AI-Powered Inventory Tools Are Coming for Record Stores — And I'm Cautiously On Board


I’ll admit something: I resisted the idea of letting software tell me what records to order. Twenty-plus years behind the counter at Spank Records, and my gut has done a decent job. Not perfect. But decent. The idea that an algorithm could understand what my customers want better than I do felt wrong.

Then a mate running a shop in Brisbane showed me his numbers. He’d been using an AI-driven inventory tool for about six months, and his dead stock — records sitting on the shelf for 90 days or more without moving — had dropped by nearly 40 percent. Not because the AI was picking what to stock. Because it was catching patterns he missed.

So I gave it a try.

What These Tools Actually Do

Let’s be clear about what “AI inventory management” means for a small record shop, because it isn’t the same as what Amazon or JB Hi-Fi are doing. We’re not talking about warehouse robots or demand modelling across millions of SKUs.

The tools showing up in independent retail are relatively simple. They sit on top of your point-of-sale system — Square, Lightspeed, Shopify POS, whatever you use — and they analyse historical sales data alongside external signals. Things like Spotify trending data in your geographic area, upcoming tour dates, social media mentions, and seasonal patterns.

The one I tested connects to my Square POS, pulls twelve months of transaction data, and starts making suggestions. It flags records that are trending in my suburb’s streaming data but absent from my inventory. It spots when a particular genre’s sell-through rate dips seasonally and suggests I reduce orders. It even predicts which upcoming releases are likely to move based on the artist’s previous sales performance in my shop.

Where It’s Genuinely Useful

The dead stock identification is the standout feature. Every shop has records that aren’t going to sell — things you took a punt on that didn’t connect, or late arrivals that missed the hype cycle. These tools are brutally good at identifying them early. Instead of noticing three months later that those eight copies of a reissue haven’t moved, the system flags it at the two-week mark.

It’s also solid at catching restock gaps. When a record is selling steadily but not dramatically, it’s easy to forget to reorder. The AI tracks velocity and gives me a nudge when stock drops below a threshold. Simple, but it’s prevented a few lost sales already.

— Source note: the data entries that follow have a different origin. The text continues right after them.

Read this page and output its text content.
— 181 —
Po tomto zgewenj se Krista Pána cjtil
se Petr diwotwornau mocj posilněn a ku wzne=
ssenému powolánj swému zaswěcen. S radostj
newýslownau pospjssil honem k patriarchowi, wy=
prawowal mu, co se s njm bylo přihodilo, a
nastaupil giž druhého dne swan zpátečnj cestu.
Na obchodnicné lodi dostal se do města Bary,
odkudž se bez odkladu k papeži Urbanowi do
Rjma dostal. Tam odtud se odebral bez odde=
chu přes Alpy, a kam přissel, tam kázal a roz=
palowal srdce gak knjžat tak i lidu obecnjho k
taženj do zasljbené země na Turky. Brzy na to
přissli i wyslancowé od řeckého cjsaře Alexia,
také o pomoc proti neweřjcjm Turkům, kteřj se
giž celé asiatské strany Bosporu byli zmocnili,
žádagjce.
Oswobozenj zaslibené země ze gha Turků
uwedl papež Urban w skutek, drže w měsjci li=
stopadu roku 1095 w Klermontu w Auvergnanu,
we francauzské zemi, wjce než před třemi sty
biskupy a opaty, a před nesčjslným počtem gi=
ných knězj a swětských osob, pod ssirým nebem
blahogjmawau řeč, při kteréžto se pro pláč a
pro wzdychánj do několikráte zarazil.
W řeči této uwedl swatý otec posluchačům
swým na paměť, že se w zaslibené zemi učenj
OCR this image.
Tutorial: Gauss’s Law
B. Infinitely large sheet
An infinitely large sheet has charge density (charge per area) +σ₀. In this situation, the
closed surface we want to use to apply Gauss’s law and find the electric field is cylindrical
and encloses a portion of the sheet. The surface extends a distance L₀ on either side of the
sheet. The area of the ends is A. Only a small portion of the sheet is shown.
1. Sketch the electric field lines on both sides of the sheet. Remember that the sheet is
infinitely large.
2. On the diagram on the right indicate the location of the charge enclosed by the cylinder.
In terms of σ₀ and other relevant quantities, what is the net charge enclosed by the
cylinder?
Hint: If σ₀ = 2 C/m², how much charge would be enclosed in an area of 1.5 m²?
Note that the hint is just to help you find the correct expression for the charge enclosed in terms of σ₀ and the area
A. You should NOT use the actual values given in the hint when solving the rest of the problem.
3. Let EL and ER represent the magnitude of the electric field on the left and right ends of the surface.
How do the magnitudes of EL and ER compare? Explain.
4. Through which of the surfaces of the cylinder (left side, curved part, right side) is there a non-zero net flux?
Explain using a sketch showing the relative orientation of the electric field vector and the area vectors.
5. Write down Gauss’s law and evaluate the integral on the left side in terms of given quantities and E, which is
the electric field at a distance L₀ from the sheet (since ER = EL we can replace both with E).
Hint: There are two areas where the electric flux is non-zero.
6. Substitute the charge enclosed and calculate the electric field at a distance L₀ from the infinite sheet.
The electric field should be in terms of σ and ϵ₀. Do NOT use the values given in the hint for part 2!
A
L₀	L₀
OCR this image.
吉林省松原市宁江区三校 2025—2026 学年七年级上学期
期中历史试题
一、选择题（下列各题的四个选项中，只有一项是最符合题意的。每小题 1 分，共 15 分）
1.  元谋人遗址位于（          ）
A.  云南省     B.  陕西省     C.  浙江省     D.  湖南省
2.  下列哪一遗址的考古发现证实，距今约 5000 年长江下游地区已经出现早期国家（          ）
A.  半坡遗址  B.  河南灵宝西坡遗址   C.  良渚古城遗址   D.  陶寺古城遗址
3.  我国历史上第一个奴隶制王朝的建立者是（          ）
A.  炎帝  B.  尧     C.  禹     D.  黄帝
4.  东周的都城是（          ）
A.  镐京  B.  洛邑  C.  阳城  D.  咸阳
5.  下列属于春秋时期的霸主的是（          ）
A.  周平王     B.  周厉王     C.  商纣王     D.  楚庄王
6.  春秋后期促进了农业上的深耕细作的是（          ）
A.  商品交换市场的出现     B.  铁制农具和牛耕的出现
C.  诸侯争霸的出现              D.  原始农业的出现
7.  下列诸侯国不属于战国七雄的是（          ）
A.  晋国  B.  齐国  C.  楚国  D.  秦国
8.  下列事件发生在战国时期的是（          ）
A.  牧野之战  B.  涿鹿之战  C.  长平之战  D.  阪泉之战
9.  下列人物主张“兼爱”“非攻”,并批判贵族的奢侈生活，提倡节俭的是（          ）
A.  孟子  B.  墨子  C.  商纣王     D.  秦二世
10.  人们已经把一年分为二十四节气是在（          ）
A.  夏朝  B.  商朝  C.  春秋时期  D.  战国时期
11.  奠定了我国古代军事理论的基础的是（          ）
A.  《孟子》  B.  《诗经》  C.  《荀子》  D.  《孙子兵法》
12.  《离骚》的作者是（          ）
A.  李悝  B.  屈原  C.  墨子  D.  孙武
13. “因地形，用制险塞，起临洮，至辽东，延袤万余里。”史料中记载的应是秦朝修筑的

The geographic streaming data is interesting too. I had no idea how much Tame Impala vinyl was being searched for in my area last month until the system showed me. Turns out a local radio station had been running a feature and it was driving physical interest. Without the AI flagging it, I’d have missed the connection entirely.

Where It Falls Short

Here’s where my scepticism wasn’t entirely wrong. The AI is terrible at understanding context that doesn’t live in data. It doesn’t know that a particular pressing plant has quality issues, or that a distributor is unreliable, or that a certain label’s catalogue is about to get tied up in licensing disputes.

It also doesn’t understand curation. A good record store isn’t just about stocking what sells — it’s about stocking things that should sell, records that customers don’t know they want yet. The AI will never tell me to order five copies of an obscure post-punk debut from Perth because the guitarist is about to blow up. That’s still on me.

And the pricing recommendations are useless for secondhand stock. It pulls comps from Discogs and eBay, but vinyl condition grading is so subjective that the suggested prices are meaningless without human judgement.

The Cost Question

Most of these tools charge $50 to $150 AUD per month. For a small shop doing $15K to $30K in monthly revenue, that’s not nothing. You need to actually use the insights for it to pay off. I know at least two shop owners who subscribed, never changed their ordering habits, and cancelled after three months calling it a waste. No kidding.

If you’re going to invest, you need to commit to checking the dashboard weekly and acting on the recommendations — at least the restocking and dead stock alerts. The predictive stuff takes longer to trust, and honestly, it needs six to twelve months of your data before its predictions are worth much.

I’ve been working with the team at Team400 on thinking through how small retailers can adopt AI tools without overcomplicating things. Their perspective on matching tool complexity to business size has been helpful — most shops don’t need enterprise-grade solutions. They need something that saves them one or two bad ordering decisions a month.

My Verdict After Three Months

I’m keeping it. The dead stock reduction alone justifies the subscription. But I haven’t stopped trusting my gut. The best results come from using the AI as a second opinion — a data-informed check on decisions I’m already making.

The shops that’ll struggle with this are the ones that either ignore the tool entirely or follow it blindly. Like most things in this business, the answer is somewhere in the middle. Use the data. But keep digging through crates, talking to customers, and making bets on records you believe in.

That’s still the job. The AI just helps with the boring parts.